Chijun Sun
Chijun Sun, an assistant professor of earth and planetary sciences at the College of Letters and Science, recently returned to land after a months-long trip aboard the Chikyu, a deep-sea scientific vessel. (Photo Courtesy of Chijun Sun)

UC Davis Researcher Returns After Trip Aboard Scientific Drilling Vessel

On March 11, 2011, a 9.1 magnitude earthquake hit just off the northeast coast of Honshu, the most populated island of Japan. The seismic event triggered a tsunami with a wave height of more than 130 feet. The natural disaster left more than 18,000 people dead.

According to the U.S. Geological Survey, the 2011 Tohoku Earthquake and Tsunami was caused by interactions in Japan Trench’s subduction plate boundary zone, an area where two tectonic plates crash together, with one slipping beneath the other.

Nearly 14 years later, an international research team is returning from a months-long trip aboard the Chikyu, a deep-sea scientific vessel, to investigate the area. Known as International Ocean Discovery Program Expedition 405, the research team is studying the displacement of the seafloor that resulted from the 2011 natural disaster. And a UC Davis paleoclimatologist is among the crew.

“The leaders of this expedition have several objectives to understand how the earthquake developed, how well the area is healing and building up energy and if it might cause another earthquake in the future,” said Chijun Sun, an assistant professor of earth and planetary sciences at the College of Letters and Science at UC Davis.

To glean these insights, the team drilled in two areas, an area of the fault zone that experienced a horizontal slip during the earthquake and an area of undisturbed rock. They extracted core samples from both regions, reaching the bottom of the ocean sediments, hundreds of meters below the sea floor.

“The crew was continuously coring at those two sites,” Sun said. “It can take three to six hours to get one core sample from seven kilometers below the sea surface.”

Geochemistry team logo
A window 2 geochemistry team logo made by Chijun Sun. From left to right, the cartoon figures show Junli Zhang (University of Bremen), Troy Rasbury (Stony Brook University), Tsuyoshi Ishikawa (JAMSTEC) and Chijun Sun (UC Davis).

Sun, who boarded the Chikyu via helicopter in late October, is part of the research team’s geochemistry research group. He and colleagues are conducting analyses to compare the geochemical properties of core samples from each site. Specifically, the team is interested in the sediment’s concentrations of methane and hydrogen and its porewater geochemistry.

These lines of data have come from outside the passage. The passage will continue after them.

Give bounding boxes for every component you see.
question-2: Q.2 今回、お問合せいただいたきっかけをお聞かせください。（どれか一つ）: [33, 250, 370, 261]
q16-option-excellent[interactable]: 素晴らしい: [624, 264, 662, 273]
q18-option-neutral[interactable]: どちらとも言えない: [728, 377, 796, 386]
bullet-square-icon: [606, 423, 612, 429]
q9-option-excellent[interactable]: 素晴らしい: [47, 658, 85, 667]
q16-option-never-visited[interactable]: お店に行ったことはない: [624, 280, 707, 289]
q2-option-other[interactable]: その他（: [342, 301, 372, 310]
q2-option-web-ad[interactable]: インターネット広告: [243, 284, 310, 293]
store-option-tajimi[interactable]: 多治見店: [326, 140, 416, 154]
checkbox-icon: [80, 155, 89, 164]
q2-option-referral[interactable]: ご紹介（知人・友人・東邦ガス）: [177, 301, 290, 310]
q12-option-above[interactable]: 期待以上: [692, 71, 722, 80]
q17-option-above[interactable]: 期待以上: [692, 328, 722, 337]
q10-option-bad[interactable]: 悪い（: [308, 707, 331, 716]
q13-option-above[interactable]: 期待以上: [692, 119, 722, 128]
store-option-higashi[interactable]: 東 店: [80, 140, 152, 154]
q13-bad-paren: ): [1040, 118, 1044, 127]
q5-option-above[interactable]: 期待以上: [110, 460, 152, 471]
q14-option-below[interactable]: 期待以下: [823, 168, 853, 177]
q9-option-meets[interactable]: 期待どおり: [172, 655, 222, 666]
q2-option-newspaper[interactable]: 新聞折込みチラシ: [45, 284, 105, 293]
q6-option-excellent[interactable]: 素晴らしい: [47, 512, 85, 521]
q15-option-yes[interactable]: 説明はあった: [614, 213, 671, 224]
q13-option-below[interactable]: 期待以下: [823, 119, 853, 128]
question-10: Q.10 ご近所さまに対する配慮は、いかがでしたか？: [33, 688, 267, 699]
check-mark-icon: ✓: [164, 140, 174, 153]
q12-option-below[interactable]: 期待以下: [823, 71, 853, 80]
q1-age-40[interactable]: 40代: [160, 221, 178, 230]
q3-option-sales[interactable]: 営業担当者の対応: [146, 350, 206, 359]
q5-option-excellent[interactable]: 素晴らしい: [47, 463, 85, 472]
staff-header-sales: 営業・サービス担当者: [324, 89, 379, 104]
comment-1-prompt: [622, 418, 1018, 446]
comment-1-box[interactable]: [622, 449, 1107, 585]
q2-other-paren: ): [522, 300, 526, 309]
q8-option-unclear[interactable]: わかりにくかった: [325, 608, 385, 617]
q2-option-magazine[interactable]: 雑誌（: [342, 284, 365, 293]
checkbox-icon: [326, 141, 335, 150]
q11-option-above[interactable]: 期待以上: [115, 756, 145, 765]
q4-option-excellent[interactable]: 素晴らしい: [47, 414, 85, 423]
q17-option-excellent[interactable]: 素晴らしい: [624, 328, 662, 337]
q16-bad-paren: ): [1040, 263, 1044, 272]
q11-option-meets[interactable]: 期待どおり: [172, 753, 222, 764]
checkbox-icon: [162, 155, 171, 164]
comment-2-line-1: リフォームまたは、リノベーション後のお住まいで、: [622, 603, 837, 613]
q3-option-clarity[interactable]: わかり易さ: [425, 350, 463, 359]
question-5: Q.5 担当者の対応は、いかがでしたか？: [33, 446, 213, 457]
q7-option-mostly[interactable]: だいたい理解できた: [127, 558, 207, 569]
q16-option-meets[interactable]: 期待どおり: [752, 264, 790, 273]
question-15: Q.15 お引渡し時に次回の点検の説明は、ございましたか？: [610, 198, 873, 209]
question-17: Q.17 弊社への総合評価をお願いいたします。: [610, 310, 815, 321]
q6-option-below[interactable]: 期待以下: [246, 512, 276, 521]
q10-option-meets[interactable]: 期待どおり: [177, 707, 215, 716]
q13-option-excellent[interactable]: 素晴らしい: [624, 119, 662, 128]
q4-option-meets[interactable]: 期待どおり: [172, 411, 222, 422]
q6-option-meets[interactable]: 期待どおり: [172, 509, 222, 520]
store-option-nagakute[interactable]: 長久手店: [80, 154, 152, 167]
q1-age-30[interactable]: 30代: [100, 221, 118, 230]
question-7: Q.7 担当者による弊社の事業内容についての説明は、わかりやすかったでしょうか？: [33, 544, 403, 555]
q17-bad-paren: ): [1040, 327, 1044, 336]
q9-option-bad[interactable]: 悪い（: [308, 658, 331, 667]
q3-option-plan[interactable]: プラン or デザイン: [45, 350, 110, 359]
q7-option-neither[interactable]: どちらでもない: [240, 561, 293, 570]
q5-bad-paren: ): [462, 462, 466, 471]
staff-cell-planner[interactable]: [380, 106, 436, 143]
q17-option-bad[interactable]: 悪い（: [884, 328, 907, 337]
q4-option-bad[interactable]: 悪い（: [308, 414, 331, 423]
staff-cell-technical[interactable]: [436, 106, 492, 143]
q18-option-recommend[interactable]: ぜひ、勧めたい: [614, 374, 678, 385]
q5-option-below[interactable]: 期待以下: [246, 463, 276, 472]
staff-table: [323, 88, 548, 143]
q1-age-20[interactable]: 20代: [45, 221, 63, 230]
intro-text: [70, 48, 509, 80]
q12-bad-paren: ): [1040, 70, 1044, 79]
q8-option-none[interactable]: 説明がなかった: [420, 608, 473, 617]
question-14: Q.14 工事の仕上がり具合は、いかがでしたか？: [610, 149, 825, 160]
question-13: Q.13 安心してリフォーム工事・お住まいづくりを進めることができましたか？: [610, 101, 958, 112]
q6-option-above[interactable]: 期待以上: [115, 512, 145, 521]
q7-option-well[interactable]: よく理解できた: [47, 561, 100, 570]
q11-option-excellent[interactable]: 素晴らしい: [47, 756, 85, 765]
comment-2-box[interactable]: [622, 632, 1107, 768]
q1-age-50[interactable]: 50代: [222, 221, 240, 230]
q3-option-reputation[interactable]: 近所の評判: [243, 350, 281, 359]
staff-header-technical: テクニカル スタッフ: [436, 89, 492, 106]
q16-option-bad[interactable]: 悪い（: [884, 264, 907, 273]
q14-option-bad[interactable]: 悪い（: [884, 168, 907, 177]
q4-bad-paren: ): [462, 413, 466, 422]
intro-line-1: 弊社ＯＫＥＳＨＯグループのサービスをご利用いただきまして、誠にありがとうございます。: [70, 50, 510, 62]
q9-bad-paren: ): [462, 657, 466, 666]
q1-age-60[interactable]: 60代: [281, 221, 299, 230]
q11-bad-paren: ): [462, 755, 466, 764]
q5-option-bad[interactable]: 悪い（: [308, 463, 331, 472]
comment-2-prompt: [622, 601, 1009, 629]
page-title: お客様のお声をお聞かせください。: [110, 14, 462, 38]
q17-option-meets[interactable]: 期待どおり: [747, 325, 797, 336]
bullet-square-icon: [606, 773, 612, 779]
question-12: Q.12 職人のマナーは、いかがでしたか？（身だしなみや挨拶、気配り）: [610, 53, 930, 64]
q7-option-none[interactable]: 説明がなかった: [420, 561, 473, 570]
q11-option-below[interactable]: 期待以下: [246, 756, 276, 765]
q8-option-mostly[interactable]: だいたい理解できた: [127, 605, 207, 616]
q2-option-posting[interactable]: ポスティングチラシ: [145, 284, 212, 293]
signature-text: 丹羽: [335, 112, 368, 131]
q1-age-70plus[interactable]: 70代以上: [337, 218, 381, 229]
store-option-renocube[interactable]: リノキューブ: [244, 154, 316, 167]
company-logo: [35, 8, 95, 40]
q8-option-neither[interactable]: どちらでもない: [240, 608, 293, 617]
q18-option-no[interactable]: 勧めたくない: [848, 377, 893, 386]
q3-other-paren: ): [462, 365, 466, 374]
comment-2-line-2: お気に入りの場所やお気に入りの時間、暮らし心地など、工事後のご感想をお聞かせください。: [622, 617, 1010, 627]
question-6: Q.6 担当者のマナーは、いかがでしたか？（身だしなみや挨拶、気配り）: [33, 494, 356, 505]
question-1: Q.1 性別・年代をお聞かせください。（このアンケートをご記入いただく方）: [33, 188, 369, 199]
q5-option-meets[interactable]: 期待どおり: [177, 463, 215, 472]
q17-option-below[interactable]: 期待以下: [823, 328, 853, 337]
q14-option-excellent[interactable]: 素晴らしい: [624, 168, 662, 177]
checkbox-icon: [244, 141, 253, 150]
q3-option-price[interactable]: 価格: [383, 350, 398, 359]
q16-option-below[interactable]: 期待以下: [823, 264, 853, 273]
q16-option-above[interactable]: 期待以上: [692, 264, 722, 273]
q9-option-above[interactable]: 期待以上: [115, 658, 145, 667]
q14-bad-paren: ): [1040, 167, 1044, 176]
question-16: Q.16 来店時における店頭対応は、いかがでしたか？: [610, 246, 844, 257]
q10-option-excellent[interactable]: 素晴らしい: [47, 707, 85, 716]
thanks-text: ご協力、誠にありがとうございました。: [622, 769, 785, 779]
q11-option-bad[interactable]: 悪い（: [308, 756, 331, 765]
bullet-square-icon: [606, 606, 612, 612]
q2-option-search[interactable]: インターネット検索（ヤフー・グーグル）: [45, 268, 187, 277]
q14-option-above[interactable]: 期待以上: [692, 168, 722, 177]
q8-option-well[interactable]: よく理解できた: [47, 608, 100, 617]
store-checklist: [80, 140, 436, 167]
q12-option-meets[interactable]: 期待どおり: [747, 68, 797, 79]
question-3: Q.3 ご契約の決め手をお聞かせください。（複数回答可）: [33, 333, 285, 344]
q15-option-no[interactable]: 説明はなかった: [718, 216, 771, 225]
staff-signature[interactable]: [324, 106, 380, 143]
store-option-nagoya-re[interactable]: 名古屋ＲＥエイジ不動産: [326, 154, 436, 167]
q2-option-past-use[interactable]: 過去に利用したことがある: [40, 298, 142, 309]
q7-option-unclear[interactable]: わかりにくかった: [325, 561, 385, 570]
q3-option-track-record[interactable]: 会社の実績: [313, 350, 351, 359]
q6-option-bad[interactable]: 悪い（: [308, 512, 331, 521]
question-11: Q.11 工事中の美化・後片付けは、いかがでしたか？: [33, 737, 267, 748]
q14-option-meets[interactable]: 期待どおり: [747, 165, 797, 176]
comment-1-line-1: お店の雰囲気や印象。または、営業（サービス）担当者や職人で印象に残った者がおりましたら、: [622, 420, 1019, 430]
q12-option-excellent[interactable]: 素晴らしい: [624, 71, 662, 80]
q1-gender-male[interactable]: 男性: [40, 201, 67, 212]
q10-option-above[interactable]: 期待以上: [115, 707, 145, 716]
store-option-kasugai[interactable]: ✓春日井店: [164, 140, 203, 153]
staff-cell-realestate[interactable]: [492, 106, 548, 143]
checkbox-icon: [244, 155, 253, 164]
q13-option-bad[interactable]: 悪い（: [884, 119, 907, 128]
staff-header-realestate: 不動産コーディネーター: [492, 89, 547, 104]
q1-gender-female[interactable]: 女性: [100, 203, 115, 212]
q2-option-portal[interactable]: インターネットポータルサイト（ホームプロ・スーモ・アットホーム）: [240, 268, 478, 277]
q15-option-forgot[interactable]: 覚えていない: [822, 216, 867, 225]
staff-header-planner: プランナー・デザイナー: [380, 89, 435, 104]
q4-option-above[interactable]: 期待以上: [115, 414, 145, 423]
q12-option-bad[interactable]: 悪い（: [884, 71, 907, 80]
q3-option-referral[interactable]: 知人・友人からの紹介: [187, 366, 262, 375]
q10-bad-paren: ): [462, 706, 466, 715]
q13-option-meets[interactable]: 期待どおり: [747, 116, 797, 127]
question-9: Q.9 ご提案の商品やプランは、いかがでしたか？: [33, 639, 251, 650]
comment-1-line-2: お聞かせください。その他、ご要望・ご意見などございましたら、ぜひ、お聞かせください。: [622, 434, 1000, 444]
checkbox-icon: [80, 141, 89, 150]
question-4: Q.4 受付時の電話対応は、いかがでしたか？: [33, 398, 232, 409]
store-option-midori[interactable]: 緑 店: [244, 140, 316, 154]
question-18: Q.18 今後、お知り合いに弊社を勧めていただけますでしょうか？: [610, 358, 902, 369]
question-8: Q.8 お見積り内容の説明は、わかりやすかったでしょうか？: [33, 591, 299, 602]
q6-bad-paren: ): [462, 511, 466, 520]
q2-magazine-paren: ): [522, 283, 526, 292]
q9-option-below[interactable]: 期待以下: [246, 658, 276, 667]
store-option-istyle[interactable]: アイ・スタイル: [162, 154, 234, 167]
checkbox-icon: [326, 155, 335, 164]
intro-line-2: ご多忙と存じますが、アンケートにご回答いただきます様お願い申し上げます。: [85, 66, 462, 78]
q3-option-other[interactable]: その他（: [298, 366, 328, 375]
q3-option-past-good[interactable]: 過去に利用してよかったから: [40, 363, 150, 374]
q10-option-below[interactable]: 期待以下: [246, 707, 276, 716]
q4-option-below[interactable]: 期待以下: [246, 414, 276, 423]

“This is both for scientific questions and for safety reasons because if you have too much methane and hydrogen, it could be an explosive hazard,” Sun said. “For scientific purposes, we analyze the gasses and porewater geochemistry to understand the microbial activity and how these gasses and waters are transported within the sediment layers near the fault zone.”

“It’s important to show how hydrogeology might affect the fault and how it might tell us something about the healing of the fault zone related to the earthquake that happened over 10 years ago,” he added.

While it’s too early to report on findings from Expedition 405’s research trip, Sun is excited to bring samples back to his lab to characterize their organic profiles. Such analyses will help Sun better understand the climates of ancient Earth. By accessing preserved chemical signatures in core samples, broadly known as biomarkers, and cataloging how they change throughout the sample’s depth profiles, or time, Sun can refine climate models used to simulate the past. What’s more, that information could inform better climate prediction models.

“If the model and data produce consistent results, then we can use that model to understand why the climate changes and the exact physical mechanisms behind it,” Sun said. “And that can tell us something fundamental about future climate change.”

Sun returned from his expedition aboard the Chikyu on December 20.

“This was an incredible opportunity for me,” he said. “I was able to meet other scientists, expand my research area into a different kind of geochemistry, and I was able to establish new collaborations using other scientists’ techniques to address paleoclimate questions.”